Quebra do roteiro
Por Milena de Araújo Salmazo | 02/07/2013 | Sociedade
Quebra do roteiro
Um mero aperto de botão no controle remoto e logo já se ingressa na audiência à ‘vida midiática’. Passa-se a pouco espaço dos olhos fatigados o que a vários quilômetros, ou, muitas vezes, nem tão distante, ocorre na denominada realidade. Que, para alguns ora pelo distanciamento produzido pelo status - bem atual tão almejado - ora pelo comodismo, esquecem que dela fazem parte. Os protagonistas são inúmeros que, diferentemente de romances utópicos, mesclam-se vilões, heróis e dublês. E no roteiro, é irrefutável que há a tentativa de fazê-lo por inteiro bom, sem ‘quebras’. Mas, como dito anteriormente, nosso espaço é a realidade.
Como ocorrido no capítulo de 1929, com um renomado e tão influente ator global, os Estados Unidos, com o ‘crack’ da Bolsa de Valores de Nova York, as ações das grandes empresas sofreram uma queda vertiginosa. Que, no panorama brasileiro, sua atuação se deu por grande parte do volumoso estoque de café produzido no Brasil ter ficado sem mercado consumidor. Assim, não se conseguiu conter o desastre econômico que abalou a classe cafeicultora, e por consequência as próprias estruturas políticas da República Velha, abriu caminho, então, para a Revolução de 1930, que levou Getúlio Vargas ao poder.
Ao continuar com o cenário brasileiro, percebemos que o ‘crack’, ainda é um capítulo muito discutido, mas muda o elenco, agora, para mauricinhos, favelados, traficantes, classe média, ou seja, um grupo heterogêneo de atores que encontraram sua ‘pedra no caminho’. Tal droga não escolhe classe, cor, nacionalidade em que vai atuar, mas muda completamente o final, caso o ator não tenha em seu curso cênico desenvolvido as técnicas de força de vontade.
Há também um ‘jeitinho brasileiro’ em relação a isso, afinal, somos campeões do Carnaval, do futebol, da violência, das filas e, também, dos programas sociais e das bolsas. Temos Bolsa Família, Bolsa Escola, Auxílio Reclusão (Bolsa Preso), Bolsa Remédio, Fome Zero... E, agora, Bolsa crack, carinhosamente apelidada de ‘Cartão Recomeço’ que, de acordo com o roteiro, vai pagar R$ 1.350,00 por mês para custear o tratamento do dependente para as famílias que têm viciados em casa.

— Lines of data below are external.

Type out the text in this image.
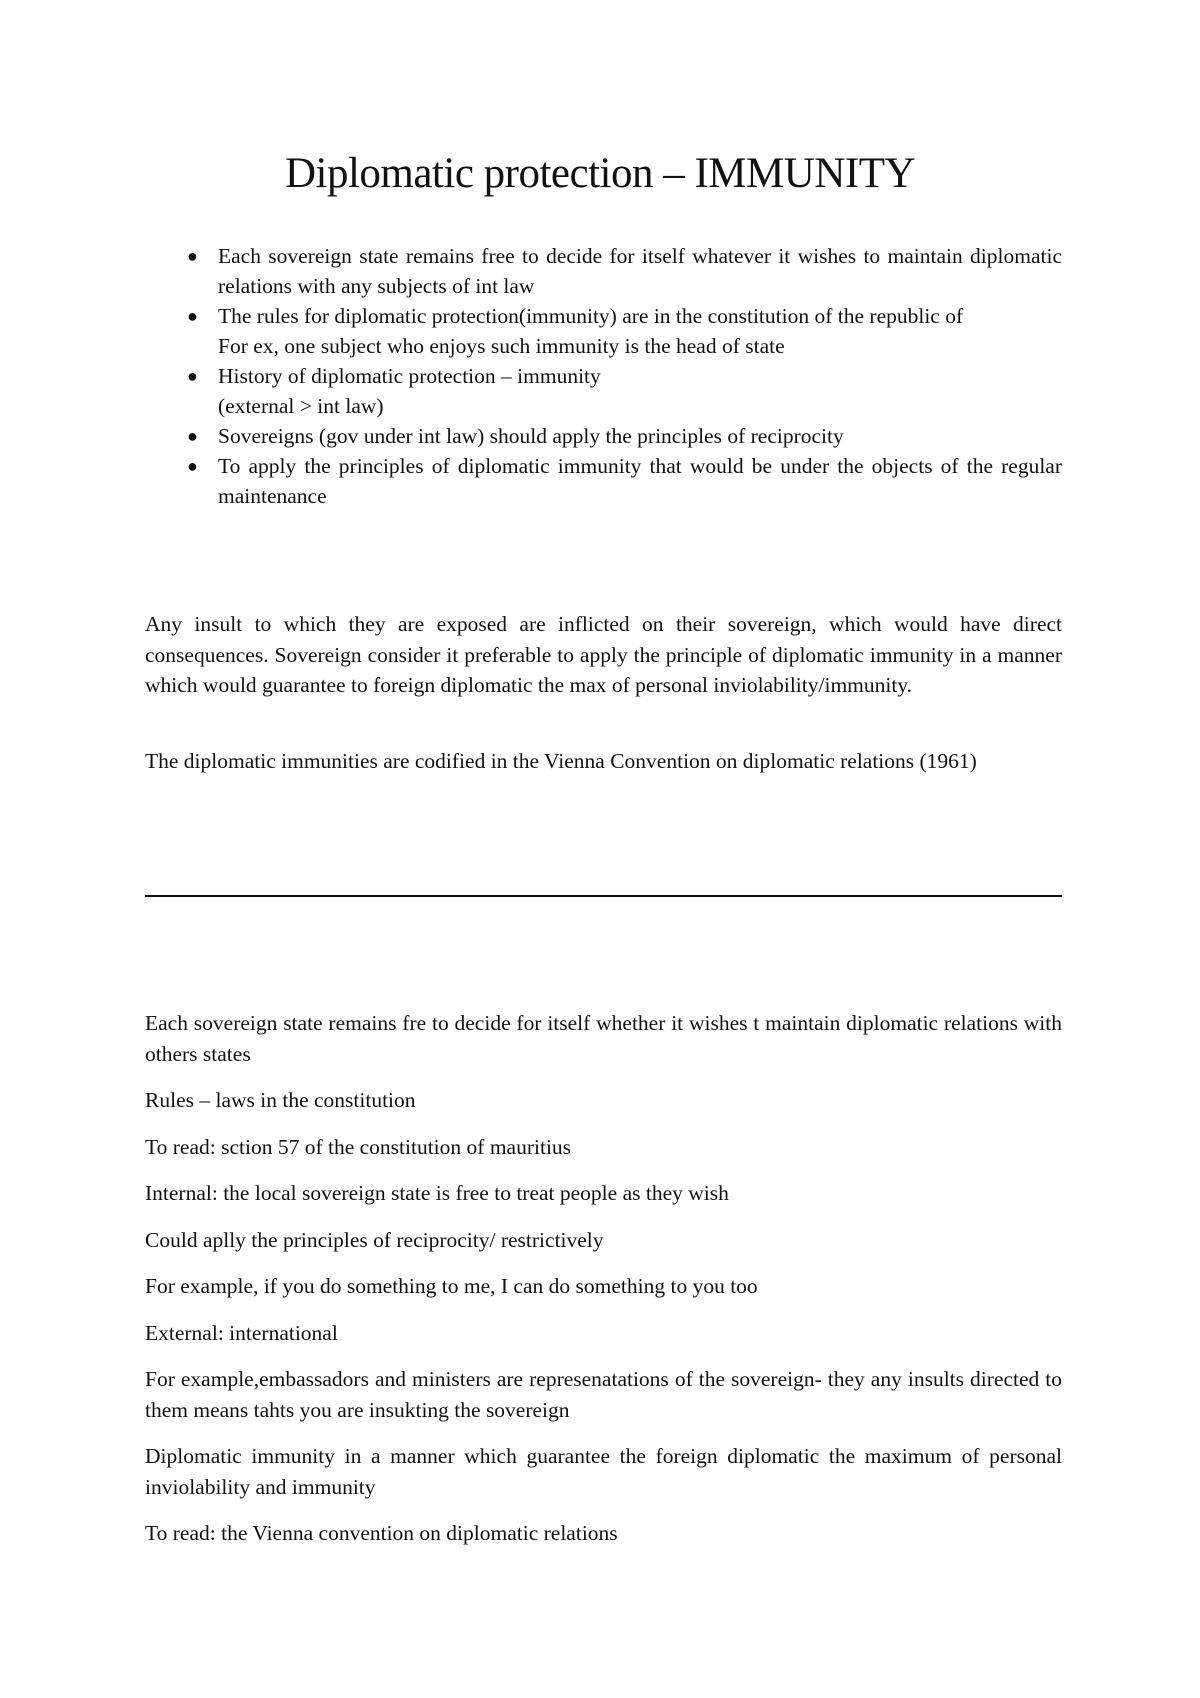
Diplomatic protection – IMMUNITY
● Each sovereign state remains free to decide for itself whatever it wishes to maintain diplomatic relations with any subjects of int law
● The rules for diplomatic protection(immunity) are in the constitution of the republic of
For ex, one subject who enjoys such immunity is the head of state
● History of diplomatic protection – immunity
(external > int law)
● Sovereigns (gov under int law) should apply the principles of reciprocity
● To apply the principles of diplomatic immunity that would be under the objects of the regular maintenance

Any insult to which they are exposed are inflicted on their sovereign, which would have direct consequences. Sovereign consider it preferable to apply the principle of diplomatic immunity in a manner which would guarantee to foreign diplomatic the max of personal inviolability/immunity.

The diplomatic immunities are codified in the Vienna Convention on diplomatic relations (1961)

Each sovereign state remains fre to decide for itself whether it wishes t maintain diplomatic relations with others states

Rules – laws in the constitution

To read: sction 57 of the constitution of mauritius

Internal: the local sovereign state is free to treat people as they wish

Could aplly the principles of reciprocity/ restrictively

For example, if you do something to me, I can do something to you too

External: international

For example,embassadors and ministers are represenatations of the sovereign- they any insults directed to them means tahts you are insukting the sovereign

Diplomatic immunity in a manner which guarantee the foreign diplomatic the maximum of personal inviolability and immunity

To read: the Vienna convention on diplomatic relations
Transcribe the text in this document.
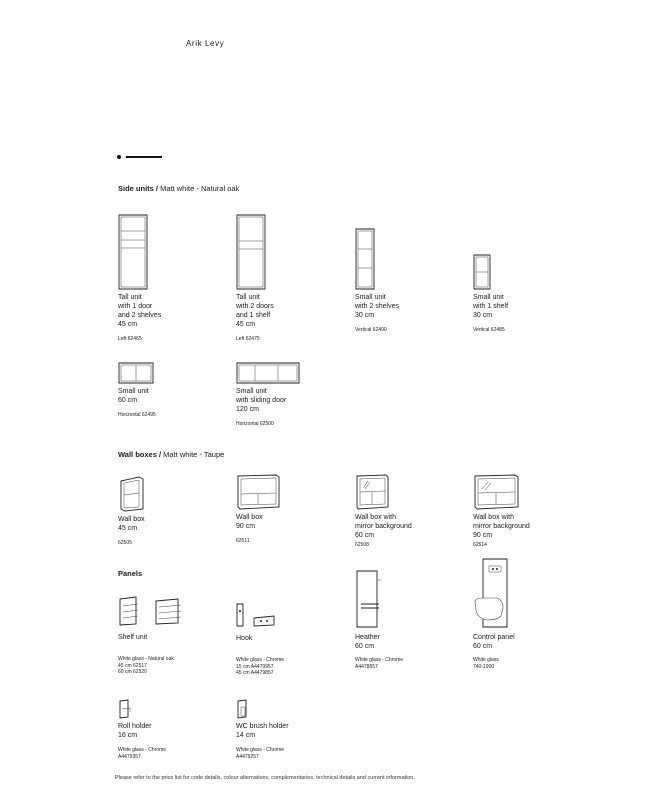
Arik Levy
Side units / Matt white - Natural oak
Tall unit
with 1 door
and 2 shelves
45 cm
Left 62465
Tall unit
with 2 doors
and 1 shelf
45 cm
Left 62475
Small unit
with 2 shelves
30 cm
Vertical 62490
Small unit
with 1 shelf
30 cm
Vertical 62485
Small unit
60 cm
Horizontal 62495
Small unit
with sliding door
120 cm
Horizontal 62500
Wall boxes / Matt white - Taupe
Wall box
45 cm
62505
Wall box
90 cm
62511
Wall box with
mirror background
60 cm
62508
Wall box with
mirror background
90 cm
62514
Panels
Shelf unit
White glass - Natural oak
45 cm 62517
60 cm 62520
Hook
White glass - Chrome
15 cm A4479957
45 cm A4479857
Heather
60 cm
White glass - Chrome
A4478657
Control panel
60 cm
White glass
740-1900
Roll holder
16 cm
White glass - Chrome
A4479357
WC brush holder
14 cm
White glass - Chrome
A4479257
Please refer to the price list for code details, colour alternatives, complementaries, technical details and current information.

Recomeço ou retrocesso?! Nessa peça, cautela é a palavra-chave, tal programa já passa em Minas Gerais, com o nome de Aliança pela Vida, pagando módicos R$ 900,00 por mês. Se por um lado tal capítulo da bolsa pode ajudar no roteiro de dependentes, isso não é regra, pois por outro não é completo por não reinseri-los nos palcos da vida além do aumento proporcional do desânimo por parte dos cidadãos pagadores de impostos em relação as ‘medidas remendos’ tomadas, os quais estão à espera de uma ‘bolsa cidadão comum’, ou até ‘bolsa desânimo’ por conta disso.
Enfim, a opção de remediar com a criação de bolsas, é como pegar o papel da peça que foi amassado e tentar renová-lo, inegável que continuará com dobras e irá divergir do resultado de ter acompanhado o desenrolar da peça, e até, evitado o motivo de tal atitude perante a folha amassada. Contudo, a peça já estará ‘desatualizada’ de certo modo, assim como os dependentes, pois - reforço - é preciso, também, além de tratamento, ajudá-los a voltar atuar na sociedade, senão o risco de recaída é alto. Sem contar que é necessária uma força de vontade imensurável para abandonar tais vícios, encontrada apenas em raros atores.
Do ponto de vista paliativo, a medida é realmente válida; não é ‘estreia’ de o governo arcar com os custos de serviços particulares para suprir a falta de recursos públicos. Porém, contanto que o "Bolsa Crack" seja apenas um dos primeiros passos, talvez uma medida de contenção ajude em alguma coisa. Incorro na repetição de que o dinheiro deveria ser deslocado, principalmente, para o combate ao tráfico, a prevenção ao uso e ao apoio social dos usuários.